"A poignant, necessary entry into the children's literary canon, Root Magic brings to life the history and culture of Gullah people while highlighting the timeless plight of Black Americans. Add in a fun, magical adventure and you get everything I want in a book!"--Justina Ireland, New York Times bestselling author of Dread Nation
Debut author Eden Royce arrives with a wondrous story of love, bravery, friendship, and family, filled to the brim with magic great and small.
It's 1963, and things are changing for Jezebel Turner. Her beloved grandmother has just passed away. The local police deputy won't stop harassing her family. With school integration arriving in South Carolina, Jez and her twin brother, Jay, are about to begin the school year with a bunch of new kids. But the biggest change comes when Jez and Jay turn eleven-- and their uncle, Doc, tells them he's going to train them in rootwork.
Jez and Jay have always been fascinated by the African American folk magic that has been the legacy of their family for generations--especially the curious potions and powders Doc and Gran would make for the people on their island. But Jez soon finds out that her family's true power goes far beyond small charms and elixirs...and not a moment too soon. Because when evil both natural and supernatural comes to show itself in town, it's going to take every bit of the magic she has inside her to see her through.
The Creepening of Dogwood House
Eden Royce
The Walter Award Honor–winning author of Root Magic returns with a terrifying story in the Southern Gothic tradition, inspired by the hoodoo practice of hair burning. At night, Roddie still dreams of sitting at his mother’s feet while she braids his Afro down. But that’s a memory from before. Before his mom died in a tragic accident. Before he was taken in by an aunt he barely knows. Before his aunt brought him to Dogwood House, the creepiest place Roddie has ever seen. It was his family’s home for over a hundred years. Now the house—abandoned and rotting, draped in Spanish moss that reminds him too much of hair—is his home too. Aunt Angie has returned to South Carolina to take care of Roddie and reconnect with their family’s hoodoo roots. Roddie, however, can’t help but feel lost. His mom had never told him anything about hoodoo, Dogwood House, or their family. And as they set about fixing the house up, Roddie discovers that there is even more his mother never said. Like why she left home when she was seventeen, never to return. Or why she insisted Aunt Angie always wear her hair in locs. Or what she knew of the strange secrets hidden deep within Dogwood House—secrets that have awoken again, and are reaching out to Roddie…
Psychopomp & Circumstance
Eden Royce
Ignyte and Mythopoeic Award-winning author Eden Royce pens a Southern Gothic historical fantasy story of a contentious funeral in her adult fiction debut.
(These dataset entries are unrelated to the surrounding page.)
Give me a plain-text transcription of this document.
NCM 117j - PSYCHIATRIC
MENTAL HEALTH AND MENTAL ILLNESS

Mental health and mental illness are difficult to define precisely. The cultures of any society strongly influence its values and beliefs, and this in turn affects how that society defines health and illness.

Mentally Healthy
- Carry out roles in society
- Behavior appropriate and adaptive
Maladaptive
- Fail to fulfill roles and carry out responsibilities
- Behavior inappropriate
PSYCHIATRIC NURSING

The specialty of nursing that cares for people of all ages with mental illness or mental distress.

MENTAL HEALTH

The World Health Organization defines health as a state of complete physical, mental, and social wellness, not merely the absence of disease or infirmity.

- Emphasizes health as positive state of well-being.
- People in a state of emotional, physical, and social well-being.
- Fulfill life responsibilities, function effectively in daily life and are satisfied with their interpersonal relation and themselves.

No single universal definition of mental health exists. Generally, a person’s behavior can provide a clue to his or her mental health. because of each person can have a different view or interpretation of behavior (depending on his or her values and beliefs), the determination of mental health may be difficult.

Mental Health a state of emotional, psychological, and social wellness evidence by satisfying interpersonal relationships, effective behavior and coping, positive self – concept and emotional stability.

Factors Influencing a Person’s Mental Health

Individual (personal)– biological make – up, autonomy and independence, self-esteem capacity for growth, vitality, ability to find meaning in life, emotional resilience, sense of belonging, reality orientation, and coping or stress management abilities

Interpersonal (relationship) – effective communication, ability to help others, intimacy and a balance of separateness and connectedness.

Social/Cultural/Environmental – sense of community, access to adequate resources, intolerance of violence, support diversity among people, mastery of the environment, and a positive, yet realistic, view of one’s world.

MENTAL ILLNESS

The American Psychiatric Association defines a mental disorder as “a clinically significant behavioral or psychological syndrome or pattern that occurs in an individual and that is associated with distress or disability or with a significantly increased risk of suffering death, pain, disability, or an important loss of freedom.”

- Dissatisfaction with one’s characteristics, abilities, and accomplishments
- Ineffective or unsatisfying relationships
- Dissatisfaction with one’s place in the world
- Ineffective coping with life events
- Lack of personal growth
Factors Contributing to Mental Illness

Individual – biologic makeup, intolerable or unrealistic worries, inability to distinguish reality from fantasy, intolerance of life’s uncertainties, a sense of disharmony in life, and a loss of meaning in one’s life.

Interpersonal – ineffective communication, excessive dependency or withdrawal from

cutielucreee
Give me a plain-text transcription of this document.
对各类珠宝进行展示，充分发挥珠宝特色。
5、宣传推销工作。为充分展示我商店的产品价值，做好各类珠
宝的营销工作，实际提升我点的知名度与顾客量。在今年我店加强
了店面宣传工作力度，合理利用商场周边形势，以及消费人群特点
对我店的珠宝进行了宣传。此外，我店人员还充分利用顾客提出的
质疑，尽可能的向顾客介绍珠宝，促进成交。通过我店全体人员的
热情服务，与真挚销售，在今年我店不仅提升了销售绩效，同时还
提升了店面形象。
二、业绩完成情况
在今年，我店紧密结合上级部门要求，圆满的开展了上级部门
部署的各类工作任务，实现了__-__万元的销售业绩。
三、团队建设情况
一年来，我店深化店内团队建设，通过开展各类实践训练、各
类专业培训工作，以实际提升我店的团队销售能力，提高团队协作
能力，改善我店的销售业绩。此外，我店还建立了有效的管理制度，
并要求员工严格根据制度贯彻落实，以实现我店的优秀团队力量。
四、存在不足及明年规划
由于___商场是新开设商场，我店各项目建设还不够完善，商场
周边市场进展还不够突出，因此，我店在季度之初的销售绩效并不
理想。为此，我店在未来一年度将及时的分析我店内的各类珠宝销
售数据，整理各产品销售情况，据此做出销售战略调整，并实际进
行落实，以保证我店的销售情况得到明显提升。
Phee St. Margaret is a daughter of the Reconstruction, born to a family of free Black business owners in New Charleston. Coddled to within an inch of her life by a mother who refuses to let her daughter live a life other than the one she dictates, Phee yearns to demonstrate she's capable of more than simply marrying well.
When word arrives that her Aunt Cleo, long estranged from the family, has passed away, Phee risks her mother's wrath to step up and accept the role of pomp―the highly honored duty of planning the funeral service. Traveling alone to the town of Horizon and her aunt's unsettling home, Phee soon discovers that visions and shadows beckon from every reflective surface, and that some secrets transcend the borders of life and death.